Daerah Istimewa Yogyakarta (DIY) adalah salah satu provinsi yang memiliki hak keistimewaan karena kontribusinya terhadap kemerdekaan Negara Kesatuan Republik Indonesia.
Setelah Soekarno memproklamirkan kemerdekaan Indonesia pada 17 Agustus 1945, Sri Sultan Hamengku Buwono IX dan Adipati Paku Alam VIII memutuskan menjadi bagian dari Indonesia pada 5 September 1945. Keputusan ini memiliki arti penting bagi Indonesia karena telah memberikan wilayah dan penduduk yang nyata bagi Indonesia pada saat itu yang baru memproklamasikan kemerdekaannya.
Tidak hanya berhenti di situ, peran Yogyakarta di era revolusi kemerdekaan diwujudkan melalui upaya Kasultanan dan Kadipaten serta rakyat Yogyakarta dalam mempertahankan, mengisi, dan menjaga keutunan NKRI.

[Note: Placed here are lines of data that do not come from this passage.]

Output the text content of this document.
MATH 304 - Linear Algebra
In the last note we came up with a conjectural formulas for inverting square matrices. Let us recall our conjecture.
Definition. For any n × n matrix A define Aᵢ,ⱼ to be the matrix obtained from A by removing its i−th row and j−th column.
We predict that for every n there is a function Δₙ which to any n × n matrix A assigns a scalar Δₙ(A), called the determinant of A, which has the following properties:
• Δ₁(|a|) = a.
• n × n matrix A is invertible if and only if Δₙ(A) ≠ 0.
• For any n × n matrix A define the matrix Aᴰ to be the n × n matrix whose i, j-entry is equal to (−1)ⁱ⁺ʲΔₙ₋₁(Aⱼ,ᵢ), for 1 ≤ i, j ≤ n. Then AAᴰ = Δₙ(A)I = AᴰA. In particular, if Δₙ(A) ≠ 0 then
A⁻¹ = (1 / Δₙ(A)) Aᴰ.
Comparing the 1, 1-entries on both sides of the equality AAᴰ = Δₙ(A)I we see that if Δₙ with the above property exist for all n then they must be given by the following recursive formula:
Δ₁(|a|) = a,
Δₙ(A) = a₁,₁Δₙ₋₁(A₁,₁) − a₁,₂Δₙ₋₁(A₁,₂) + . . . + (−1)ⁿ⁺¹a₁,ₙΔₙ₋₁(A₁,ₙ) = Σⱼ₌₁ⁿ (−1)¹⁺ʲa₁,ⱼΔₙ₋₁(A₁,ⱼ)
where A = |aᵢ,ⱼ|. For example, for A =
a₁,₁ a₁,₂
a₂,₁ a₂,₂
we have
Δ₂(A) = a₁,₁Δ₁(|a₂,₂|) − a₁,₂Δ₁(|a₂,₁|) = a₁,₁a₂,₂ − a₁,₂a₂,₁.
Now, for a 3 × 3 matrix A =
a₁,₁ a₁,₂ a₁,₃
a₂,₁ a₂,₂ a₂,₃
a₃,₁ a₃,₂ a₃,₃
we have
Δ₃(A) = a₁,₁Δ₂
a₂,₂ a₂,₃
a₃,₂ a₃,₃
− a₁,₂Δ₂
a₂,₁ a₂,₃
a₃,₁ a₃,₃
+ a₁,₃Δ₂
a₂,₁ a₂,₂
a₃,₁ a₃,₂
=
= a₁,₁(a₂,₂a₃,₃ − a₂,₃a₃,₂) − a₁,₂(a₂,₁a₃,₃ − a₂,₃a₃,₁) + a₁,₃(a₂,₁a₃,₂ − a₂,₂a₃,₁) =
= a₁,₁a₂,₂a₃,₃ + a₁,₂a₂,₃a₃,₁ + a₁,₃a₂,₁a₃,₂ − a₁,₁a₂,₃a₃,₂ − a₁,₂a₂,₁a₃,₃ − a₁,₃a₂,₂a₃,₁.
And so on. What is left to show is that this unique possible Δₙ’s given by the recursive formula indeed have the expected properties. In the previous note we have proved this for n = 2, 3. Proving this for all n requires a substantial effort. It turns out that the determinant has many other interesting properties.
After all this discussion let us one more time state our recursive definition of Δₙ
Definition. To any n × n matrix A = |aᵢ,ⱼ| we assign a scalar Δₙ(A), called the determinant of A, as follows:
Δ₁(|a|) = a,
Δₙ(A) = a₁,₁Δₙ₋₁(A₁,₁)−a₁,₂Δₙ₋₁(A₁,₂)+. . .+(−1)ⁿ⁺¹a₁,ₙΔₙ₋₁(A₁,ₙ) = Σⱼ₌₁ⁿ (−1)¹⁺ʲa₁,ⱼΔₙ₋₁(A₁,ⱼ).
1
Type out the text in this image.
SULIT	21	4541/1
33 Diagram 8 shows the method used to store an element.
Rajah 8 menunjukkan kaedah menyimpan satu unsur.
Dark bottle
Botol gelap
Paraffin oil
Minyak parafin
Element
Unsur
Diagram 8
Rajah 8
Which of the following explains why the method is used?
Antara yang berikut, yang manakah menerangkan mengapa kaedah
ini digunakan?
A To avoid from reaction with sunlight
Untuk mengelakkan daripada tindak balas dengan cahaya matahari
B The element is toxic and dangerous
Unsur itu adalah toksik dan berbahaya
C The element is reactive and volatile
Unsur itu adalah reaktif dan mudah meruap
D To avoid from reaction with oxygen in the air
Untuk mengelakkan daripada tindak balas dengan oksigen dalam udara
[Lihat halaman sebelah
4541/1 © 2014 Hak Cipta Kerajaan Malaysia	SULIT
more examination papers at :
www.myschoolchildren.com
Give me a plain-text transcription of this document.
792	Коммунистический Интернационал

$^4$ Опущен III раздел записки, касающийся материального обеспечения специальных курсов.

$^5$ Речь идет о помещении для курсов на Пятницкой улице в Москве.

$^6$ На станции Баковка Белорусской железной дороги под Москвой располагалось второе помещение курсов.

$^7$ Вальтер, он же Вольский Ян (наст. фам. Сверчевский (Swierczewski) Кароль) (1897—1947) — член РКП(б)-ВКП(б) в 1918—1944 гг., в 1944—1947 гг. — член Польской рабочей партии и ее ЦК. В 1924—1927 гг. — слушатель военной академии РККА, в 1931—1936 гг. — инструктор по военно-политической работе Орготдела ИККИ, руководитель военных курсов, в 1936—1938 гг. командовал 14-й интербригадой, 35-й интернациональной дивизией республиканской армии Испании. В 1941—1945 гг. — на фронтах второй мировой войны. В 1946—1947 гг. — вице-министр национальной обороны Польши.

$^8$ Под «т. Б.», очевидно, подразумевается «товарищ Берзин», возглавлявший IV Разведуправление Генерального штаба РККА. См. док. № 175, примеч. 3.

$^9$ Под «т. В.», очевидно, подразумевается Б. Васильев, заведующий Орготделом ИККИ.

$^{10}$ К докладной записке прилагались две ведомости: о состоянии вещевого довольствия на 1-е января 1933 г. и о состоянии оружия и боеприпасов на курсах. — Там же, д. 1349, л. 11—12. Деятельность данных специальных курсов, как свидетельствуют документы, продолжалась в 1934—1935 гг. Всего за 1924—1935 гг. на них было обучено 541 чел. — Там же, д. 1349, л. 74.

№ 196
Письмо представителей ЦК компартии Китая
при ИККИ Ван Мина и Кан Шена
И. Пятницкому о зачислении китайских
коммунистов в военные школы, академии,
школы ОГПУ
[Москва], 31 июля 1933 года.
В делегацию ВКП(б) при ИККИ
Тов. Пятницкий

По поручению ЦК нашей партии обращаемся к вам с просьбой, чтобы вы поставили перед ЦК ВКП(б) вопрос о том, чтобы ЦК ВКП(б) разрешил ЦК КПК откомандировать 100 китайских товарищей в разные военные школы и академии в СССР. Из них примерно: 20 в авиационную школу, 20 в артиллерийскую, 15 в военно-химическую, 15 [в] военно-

Atas jasa-jasa Kasultanan Yogyakarta tersebut, pemerintah memberikan hak keistimewaan terhadap wilayah DI Yogyakarta, antara lain, Gubernur DI Yogyakarta dan Wakil Gubernur diisi oleh yang memiliki tahta Sri Sultan Hamengku Buwono dan Adipati Paku Alam.
DI Yogyakarta juga menerima dana keistimewaan yang bersumber dari Anggaran Pendapatan dan Belanja Negara (APBN) setiap tahunnya. Dana ini di luar dana transfer ke daerah dari Pemerintah Pusat.
Berdasarkan data Kementerian Keuangan, dana keistimewaan Yogyakarta telah mencapai Rp1 triliun mulai 2018 seperti terlihat pada grafik. Dana tersebut bahkan telah meningkat menjadi Rp1,32 triliun mulai 2020.
Provinsi DIY memiliki wilayah seluas 3.173 km persegi yang secara administrasi terbagi menjadi 4 kabupaten dan 1 kota dengan jumlah penduduk mencapai 3,68 juta jiwa pada Juni 2022.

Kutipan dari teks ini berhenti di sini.